Lists that contain 20–30 responsibilities and immediately a candidate thinks that role is not real. They either bruise or apply blindly without reading further or do not apply at all.
And this is one of the key areas of concern with job descriptions within todayʼs recruiting industry. Recruiters think of JDs as legal contracts instead of marketing tools used to lure in high-quality applicants.
If candidates are unable to instantly make sense of what the job truly entails, they abandon reading.
Rise of AI Applications and “Apply Everywhere” Behavior
The arrival of AI tools has completely transformed how we hire. Automation tools that submit applications in minutes across hundreds of roles are being used by the candidates. Now, this behavior automatically means an increase in applicants who never even read the JD.
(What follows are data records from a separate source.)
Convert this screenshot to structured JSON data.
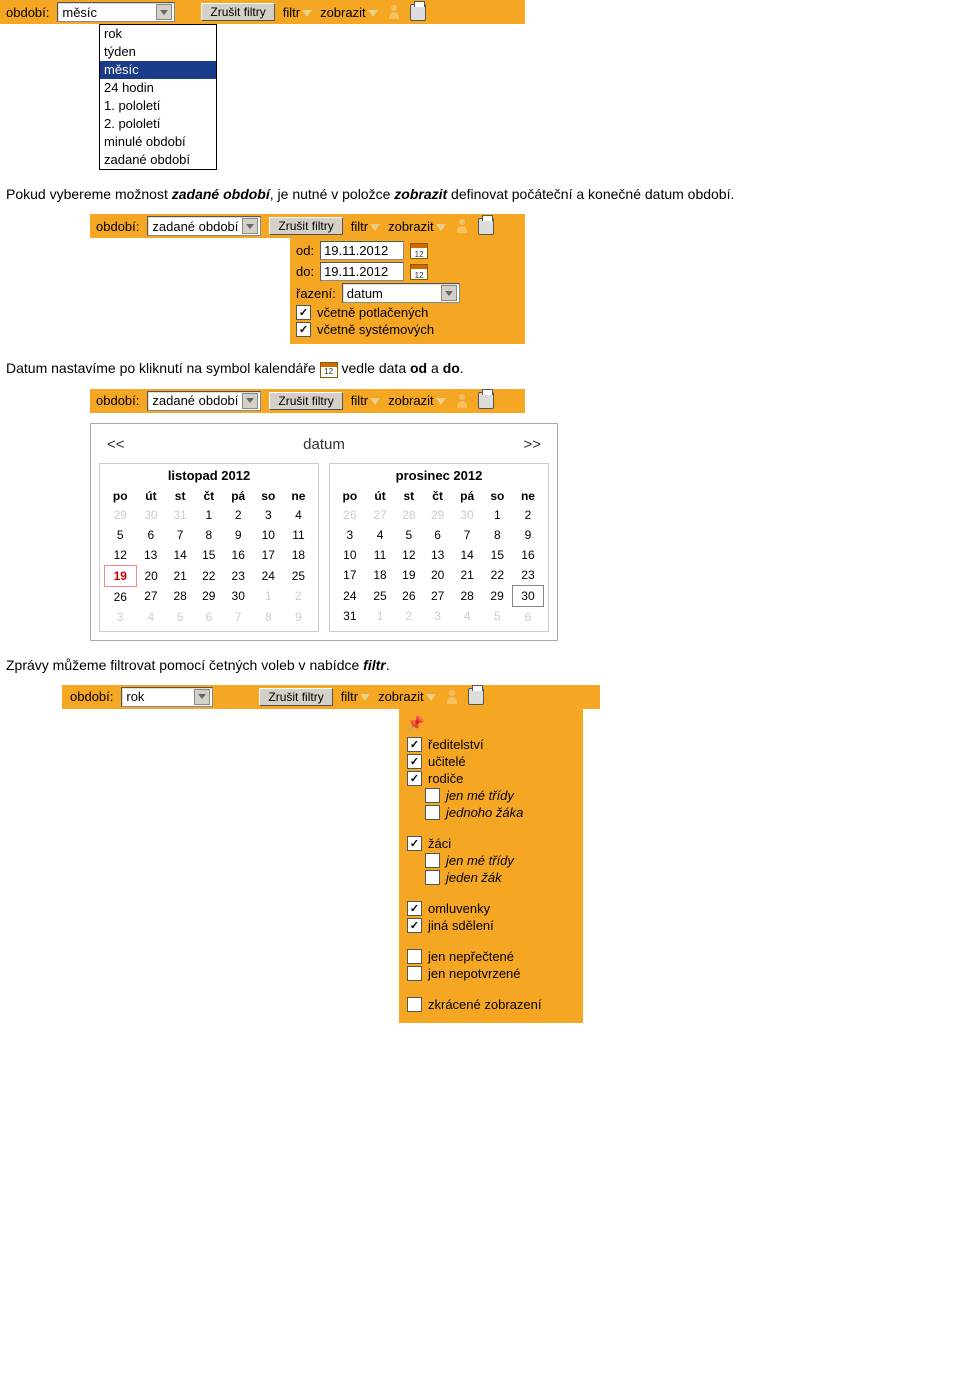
{
  "bar1": {
    "label": "období:",
    "value": "měsíc",
    "cancel": "Zrušit filtry",
    "filtr": "filtr",
    "zobrazit": "zobrazit"
  },
  "dd": {
    "items": [
      "rok",
      "týden",
      "měsíc",
      "24 hodin",
      "1. pololetí",
      "2. pololetí",
      "minulé období",
      "zadané období"
    ],
    "selected": 2
  },
  "p1": {
    "a": "Pokud vybereme možnost ",
    "b": "zadané období",
    "c": ", je nutné v položce ",
    "d": "zobrazit",
    "e": " definovat počáteční a konečné datum období."
  },
  "bar2": {
    "label": "období:",
    "value": "zadané období",
    "cancel": "Zrušit filtry",
    "filtr": "filtr",
    "zobrazit": "zobrazit"
  },
  "sub": {
    "od_l": "od:",
    "od_v": "19.11.2012",
    "do_l": "do:",
    "do_v": "19.11.2012",
    "raz_l": "řazení:",
    "raz_v": "datum",
    "c1": "včetně potlačených",
    "c2": "včetně systémových"
  },
  "p2": {
    "a": "Datum nastavíme po kliknutí na symbol kalendáře ",
    "b": " vedle data ",
    "c": "od",
    "d": " a ",
    "e": "do",
    "f": "."
  },
  "bar3": {
    "label": "období:",
    "value": "zadané období",
    "cancel": "Zrušit filtry",
    "filtr": "filtr",
    "zobrazit": "zobrazit"
  },
  "calhd": {
    "prev": "<<",
    "title": "datum",
    "next": ">>"
  },
  "m1": {
    "title": "listopad 2012",
    "dh": [
      "po",
      "út",
      "st",
      "čt",
      "pá",
      "so",
      "ne"
    ],
    "w": [
      [
        {
          "d": "29",
          "o": 1
        },
        {
          "d": "30",
          "o": 1
        },
        {
          "d": "31",
          "o": 1
        },
        {
          "d": "1"
        },
        {
          "d": "2"
        },
        {
          "d": "3"
        },
        {
          "d": "4"
        }
      ],
      [
        {
          "d": "5"
        },
        {
          "d": "6"
        },
        {
          "d": "7"
        },
        {
          "d": "8"
        },
        {
          "d": "9"
        },
        {
          "d": "10"
        },
        {
          "d": "11"
        }
      ],
      [
        {
          "d": "12"
        },
        {
          "d": "13"
        },
        {
          "d": "14"
        },
        {
          "d": "15"
        },
        {
          "d": "16"
        },
        {
          "d": "17"
        },
        {
          "d": "18"
        }
      ],
      [
        {
          "d": "19",
          "t": 1
        },
        {
          "d": "20"
        },
        {
          "d": "21"
        },
        {
          "d": "22"
        },
        {
          "d": "23"
        },
        {
          "d": "24"
        },
        {
          "d": "25"
        }
      ],
      [
        {
          "d": "26"
        },
        {
          "d": "27"
        },
        {
          "d": "28"
        },
        {
          "d": "29"
        },
        {
          "d": "30"
        },
        {
          "d": "1",
          "o": 1
        },
        {
          "d": "2",
          "o": 1
        }
      ],
      [
        {
          "d": "3",
          "o": 1
        },
        {
          "d": "4",
          "o": 1
        },
        {
          "d": "5",
          "o": 1
        },
        {
          "d": "6",
          "o": 1
        },
        {
          "d": "7",
          "o": 1
        },
        {
          "d": "8",
          "o": 1
        },
        {
          "d": "9",
          "o": 1
        }
      ]
    ]
  },
  "m2": {
    "title": "prosinec 2012",
    "dh": [
      "po",
      "út",
      "st",
      "čt",
      "pá",
      "so",
      "ne"
    ],
    "w": [
      [
        {
          "d": "26",
          "o": 1
        },
        {
          "d": "27",
          "o": 1
        },
        {
          "d": "28",
          "o": 1
        },
        {
          "d": "29",
          "o": 1
        },
        {
          "d": "30",
          "o": 1
        },
        {
          "d": "1"
        },
        {
          "d": "2"
        }
      ],
      [
        {
          "d": "3"
        },
        {
          "d": "4"
        },
        {
          "d": "5"
        },
        {
          "d": "6"
        },
        {
          "d": "7"
        },
        {
          "d": "8"
        },
        {
          "d": "9"
        }
      ],
      [
        {
          "d": "10"
        },
        {
          "d": "11"
        },
        {
          "d": "12"
        },
        {
          "d": "13"
        },
        {
          "d": "14"
        },
        {
          "d": "15"
        },
        {
          "d": "16"
        }
      ],
      [
        {
          "d": "17"
        },
        {
          "d": "18"
        },
        {
          "d": "19"
        },
        {
          "d": "20"
        },
        {
          "d": "21"
        },
        {
          "d": "22"
        },
        {
          "d": "23"
        }
      ],
      [
        {
          "d": "24"
        },
        {
          "d": "25"
        },
        {
          "d": "26"
        },
        {
          "d": "27"
        },
        {
          "d": "28"
        },
        {
          "d": "29"
        },
        {
          "d": "30",
          "b": 1
        }
      ],
      [
        {
          "d": "31"
        },
        {
          "d": "1",
          "o": 1
        },
        {
          "d": "2",
          "o": 1
        },
        {
          "d": "3",
          "o": 1
        },
        {
          "d": "4",
          "o": 1
        },
        {
          "d": "5",
          "o": 1
        },
        {
          "d": "6",
          "o": 1
        }
      ]
    ]
  },
  "p3": {
    "a": "Zprávy můžeme filtrovat pomocí četných voleb v nabídce ",
    "b": "filtr",
    "c": "."
  },
  "bar4": {
    "label": "období:",
    "value": "rok",
    "cancel": "Zrušit filtry",
    "filtr": "filtr",
    "zobrazit": "zobrazit"
  },
  "fm": {
    "g1": [
      {
        "l": "ředitelství",
        "c": 1
      },
      {
        "l": "učitelé",
        "c": 1
      },
      {
        "l": "rodiče",
        "c": 1
      },
      {
        "l": "jen mé třídy",
        "c": 0,
        "i": 1,
        "it": 1
      },
      {
        "l": "jednoho žáka",
        "c": 0,
        "i": 1,
        "it": 1
      }
    ],
    "g2": [
      {
        "l": "žáci",
        "c": 1
      },
      {
        "l": "jen mé třídy",
        "c": 0,
        "i": 1,
        "it": 1
      },
      {
        "l": "jeden žák",
        "c": 0,
        "i": 1,
        "it": 1
      }
    ],
    "g3": [
      {
        "l": "omluvenky",
        "c": 1
      },
      {
        "l": "jiná sdělení",
        "c": 1
      }
    ],
    "g4": [
      {
        "l": "jen nepřečtené",
        "c": 0
      },
      {
        "l": "jen nepotvrzené",
        "c": 0
      }
    ],
    "g5": [
      {
        "l": "zkrácené zobrazení",
        "c": 0
      }
    ]
  }
}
This is where recruiters face another challenge: AI-generated applications. If you don’t implement hacks to avoid AI noise in your screening, your hiring funnel quickly fills with irrelevant candidates.
Lot of candidates also use automatically generated tailor-made resumes and generates them at will without even checking if the job is an appropriate fit. In turn, recruiters are exposed to an increasing imbalance between job requirements and the qualifications of applicants.
If you have a job posting, but it was written in a vague or generic way than your AI job description is full of generic terms on purpose to get lost in the crowd which increases the complexity even more.
Clarity Attracts the Right Applicants
If you want to how to attract better applicants, clarity must be your priority. The best job descriptions instantly explain three things: What the job is, what success looks like, and why the opportunity is worth pursuing.
Steer clear of ambiguous terms such as dynamic work environment or fast-growing company. These words are found in thousands of job descriptions and serve no real purpose.
Stop writing job descriptions that explain what this person will do and what types of outcomes they will achieve and who might be successful in the role One of the things recruiters notice when they improve job descriptions for hiring the number of applications may drop, but the quality goes way up.
The Bottom Line
And if you're getting a flood of irrelevant applications, the issue might not be with the behavior of candidates themselves. It could be the formatting and content you are delivering your JD in.
If you understand why candidates ignore job descriptions, you can redesign the job description which can attract serious people on board. In all of this, if you focus on how to write job descriptions candidates read, you can really improve your end-hiring results by addressing some of the common problems with job descriptions in recruiting. Even consider AI job descriptions for the desperate times when the need is urgent.
But this eventually results in improved job descriptions which in turn leads to better candidates, and a much smoother hiring process.